The analysis should also take the following into consideration:

  • Defect and hazard reporting and management.

  • Development of tools to identify loci of defects and hazards (eg, in manufacture, implementation, use, etc).

  • Responsibilities of manufacturers and vendors.

  • Responsibilities of hospitals and other institutions, clinicians and other users and, regarding personal health records, patients.

  • Possible effects on HIT purchasers and HIT vendors of any new FDA regulations when combined with the numerous in-process ARRA “Meaningful Use” and temporary and permanent certification regulations.

  • Time commitments for HIT/EHS users to meet “meaningful use” and “Evaluation & Management” documentation requirements and the implications of this time and effort on patient safety and access, as well as fair apportionment of legal and moral responsibility and accountability.

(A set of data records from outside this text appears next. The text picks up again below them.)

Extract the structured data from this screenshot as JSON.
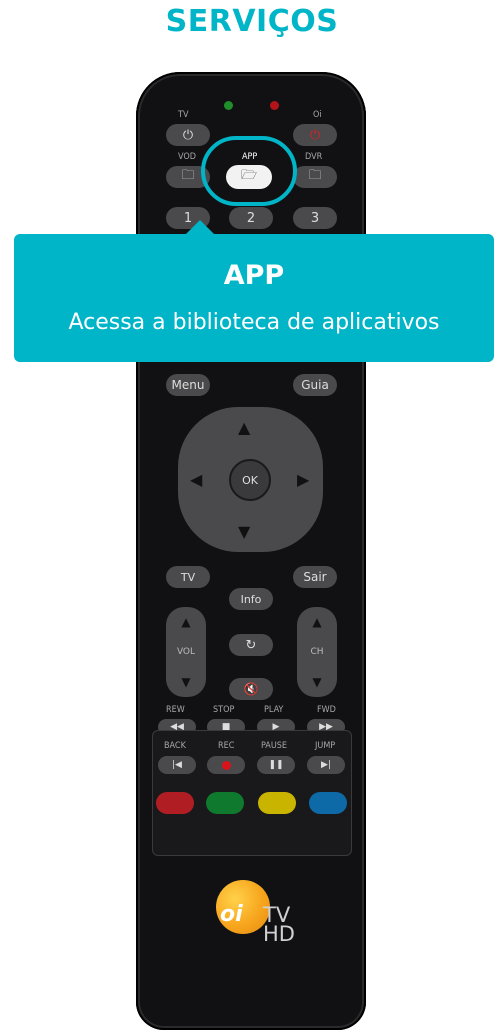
{
  "header": {
    "title": "SERVIÇOS"
  },
  "tooltip": {
    "title": "APP",
    "description": "Acessa a biblioteca de aplicativos"
  },
  "remote": {
    "labels": {
      "tv": "TV",
      "oi": "Oi",
      "vod": "VOD",
      "app": "APP",
      "dvr": "DVR",
      "vol": "VOL",
      "ch": "CH",
      "rew": "REW",
      "stop": "STOP",
      "play": "PLAY",
      "fwd": "FWD",
      "back": "BACK",
      "rec": "REC",
      "pause": "PAUSE",
      "jump": "JUMP"
    },
    "numbers": [
      "1",
      "2",
      "3"
    ],
    "buttons": {
      "menu": "Menu",
      "guia": "Guia",
      "ok": "OK",
      "info": "Info",
      "sair": "Sair",
      "tv_small": "TV"
    },
    "logo": {
      "brand": "oi",
      "line1": "TV",
      "line2": "HD"
    },
    "colors": {
      "accent": "#00b5c8",
      "body": "#111113",
      "button": "#4a4a4c",
      "red": "#b01e24",
      "green": "#0f7a2e",
      "yellow": "#c9b400",
      "blue": "#0d6aa6",
      "led_green": "#1f8f2a",
      "led_red": "#b3141a",
      "power_red": "#e02020"
    }
  }
}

  • Indemnification of vendors and users for good faith actions and disclosures.

  • Parallels to “disclose-and-apologize” mechanisms for medical error reduction.

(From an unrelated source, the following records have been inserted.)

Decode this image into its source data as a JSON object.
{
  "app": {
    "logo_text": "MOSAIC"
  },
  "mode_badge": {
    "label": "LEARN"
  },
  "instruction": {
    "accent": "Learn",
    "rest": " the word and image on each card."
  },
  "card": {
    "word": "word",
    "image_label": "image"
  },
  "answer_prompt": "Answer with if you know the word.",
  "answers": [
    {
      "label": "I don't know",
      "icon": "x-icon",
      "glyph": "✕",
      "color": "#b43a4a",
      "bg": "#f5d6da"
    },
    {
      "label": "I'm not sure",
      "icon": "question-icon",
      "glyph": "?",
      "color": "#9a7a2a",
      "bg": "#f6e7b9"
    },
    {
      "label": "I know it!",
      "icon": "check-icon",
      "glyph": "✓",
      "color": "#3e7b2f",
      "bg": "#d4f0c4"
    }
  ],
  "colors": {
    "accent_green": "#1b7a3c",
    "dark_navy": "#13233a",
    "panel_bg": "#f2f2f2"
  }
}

  • Unintended consequences

Task Force members are mindful of the well-motivated controversy surrounding the idea of (increased) government regulation of medical and health-related software. A majority of members, however, are of the view that (1) given the patient safety concerns on the table, (2) in light of noteworthy cases involving adverse events, and (3) because of the need to foster public trust in a rapidly expanding use of electronic health records with embedded decision-support functionality, personal health records, and research tools, some system of government oversight or regulation of health information technology needs to be given serious consideration. Although the form of any such oversight was left for further discussion, we hope that a useful framework will emerge from the additional studies recommended here.

Supplementary Material

Data supplement

Acknowledgments

The AMIA Board of Directors endorsed this position paper as representing the position of the Board on these topics on September 28, 2010.

Footnotes

Provenance and peer review: Not commissioned; externally peer reviewed.

i

In this context, the term “customers” is used advisedly. In other contexts, the terms “purchasers” or “users” are more appropriate. While the issue of which term is most appropriate in a given context is subject to further discussion, we intend no significant distinction. For instance, in some contexts we intend to refer to “users” because individual clinicians, for instance, are at issue, even though they did not purchase the system in question. In other contexts, “purchasers” are the entities in focus. Some purchasers, including clinicians who run small practices, are also users; and some purchasers are institutions such that it does not make sense to refer to them as “users.”

ii

The authors of this report constituted the members of the task force, and their analysis and recommendations have been reviewed by the Board of Directors and approved as an AMIA Position Statement.

iii

Electronic Health Applications comprise healthcare information and practice management systems that are intended to affect the care of patients and could have an impact on the quality and safety of care.

iv

The HIT community should seek support to develop online and other ethics curricula to accommodate the needs of entities of varying sizes. We note in passing the existence of a number of online education programs used by small practices participating in human subjects research (generally in compliance with federal law) and, in some states, ethics requirements for continuing medical and nursing education.

v

The Computer-based Patient Record Institute, the Medical Library Association, the Association of Academic Health Science Libraries, the American Health Information Management Association, and the American Nurses Association.